Religion
In reply to the discussion: Meet an atheist ... who believes in God [View all]struggle4progress
(125,285 posts)only partially reconciles relativity with quantum mechanics
Of course, "atheism" and "belief in god" are by definition inconsistent -- but that doesn't mean that one and the same person might not behave as an "atheist" for some purposes in some circumstances and as a "believer in god" for other purposes in other circumstances
Consider the situation of a physicist, whose professional task is to develop physics further. Now, the object of physics to provide usable explanations of certain "natural phenomena" in terms of "natural laws." Here "usable explanation" means something like "a conceptual scheme leading to computational methods that produce correct predictions of experimental results." Physics involves predictions we can make on the basis of conditions we can control.
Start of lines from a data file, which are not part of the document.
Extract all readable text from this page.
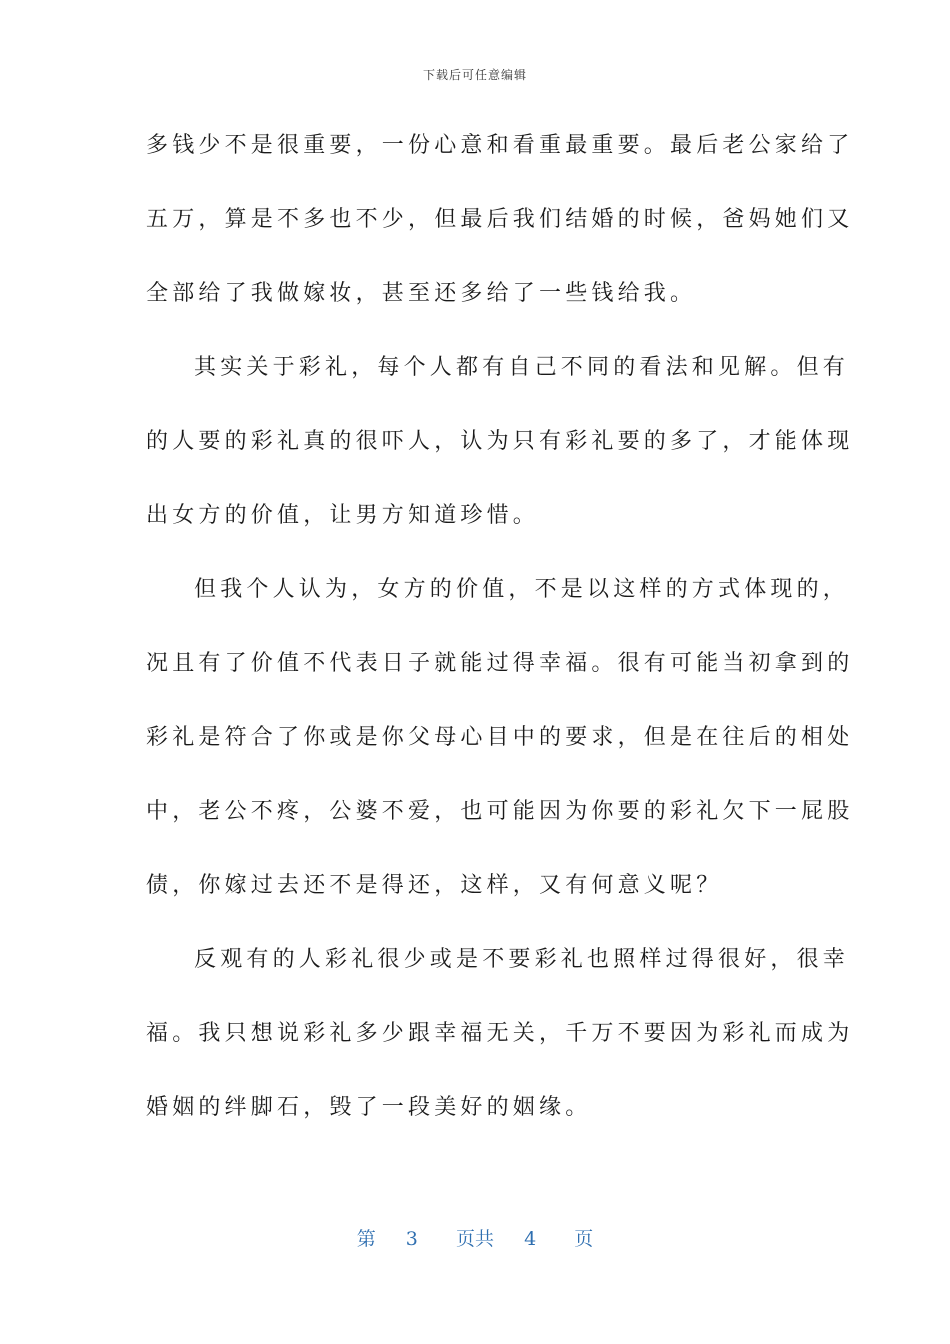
下载后可任意编辑
多钱少不是很重要，一份心意和看重最重要。最后老公家给了
五万，算是不多也不少，但最后我们结婚的时候，爸妈她们又
全部给了我做嫁妆，甚至还多给了一些钱给我。
其实关于彩礼，每个人都有自己不同的看法和见解。但有
的人要的彩礼真的很吓人，认为只有彩礼要的多了，才能体现
出女方的价值，让男方知道珍惜。
但我个人认为，女方的价值，不是以这样的方式体现的，
况且有了价值不代表日子就能过得幸福。很有可能当初拿到的
彩礼是符合了你或是你父母心目中的要求，但是在往后的相处
中，老公不疼，公婆不爱，也可能因为你要的彩礼欠下一屁股
债，你嫁过去还不是得还，这样，又有何意义呢？
反观有的人彩礼很少或是不要彩礼也照样过得很好，很幸
福。我只想说彩礼多少跟幸福无关，千万不要因为彩礼而成为
婚姻的绊脚石，毁了一段美好的姻缘。
第 3 页共 4 页
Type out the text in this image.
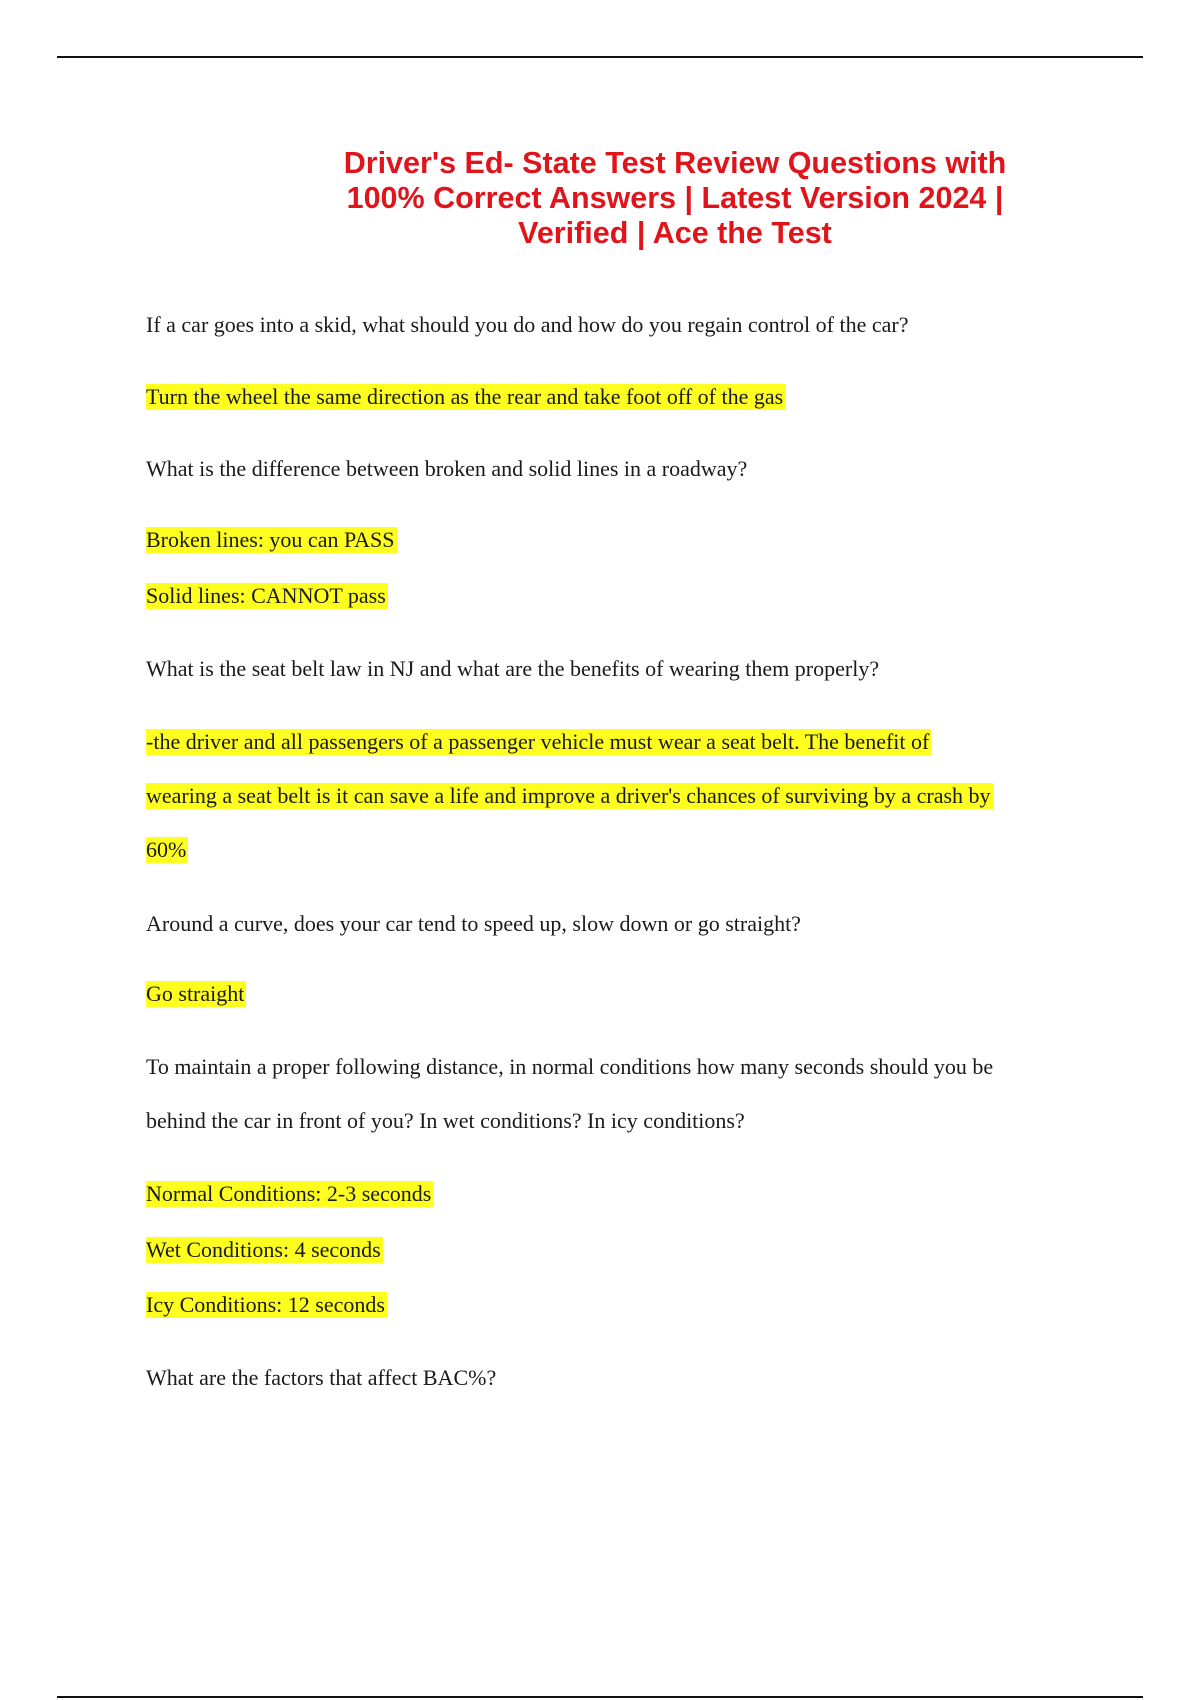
Driver's Ed- State Test Review Questions with
100% Correct Answers | Latest Version 2024 |
Verified | Ace the Test
If a car goes into a skid, what should you do and how do you regain control of the car?
Turn the wheel the same direction as the rear and take foot off of the gas
What is the difference between broken and solid lines in a roadway?
Broken lines: you can PASS
Solid lines: CANNOT pass
What is the seat belt law in NJ and what are the benefits of wearing them properly?
-the driver and all passengers of a passenger vehicle must wear a seat belt. The benefit of
wearing a seat belt is it can save a life and improve a driver's chances of surviving by a crash by
60%
Around a curve, does your car tend to speed up, slow down or go straight?
Go straight
To maintain a proper following distance, in normal conditions how many seconds should you be
behind the car in front of you? In wet conditions? In icy conditions?
Normal Conditions: 2-3 seconds
Wet Conditions: 4 seconds
Icy Conditions: 12 seconds
What are the factors that affect BAC%?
Notions about all-powerful personalities outside space and time cannot be helpful for progress in physics: beyond the obvious fact that we ourselves do everything in space and time, any all-powerful personalities would always be able to defeat our ability to make correct predictions about experiments. So when one looks for computational methods leading to correct predictions, there's absolutely no reason to attempt to take into account any possible all-powerful personalities, since there is absolutely no way we could take them into account. It doesn't matter whether the physicist thinks some god might exist, or doesn't know whether or not some god exists, or thinks it unlikely some god exists -- the issue simply won't appear in any professional paper detailing the work the physicist does
But I don't see how that prevents the physicist from holding certain religious views or from believing in some god. It's a separate matter.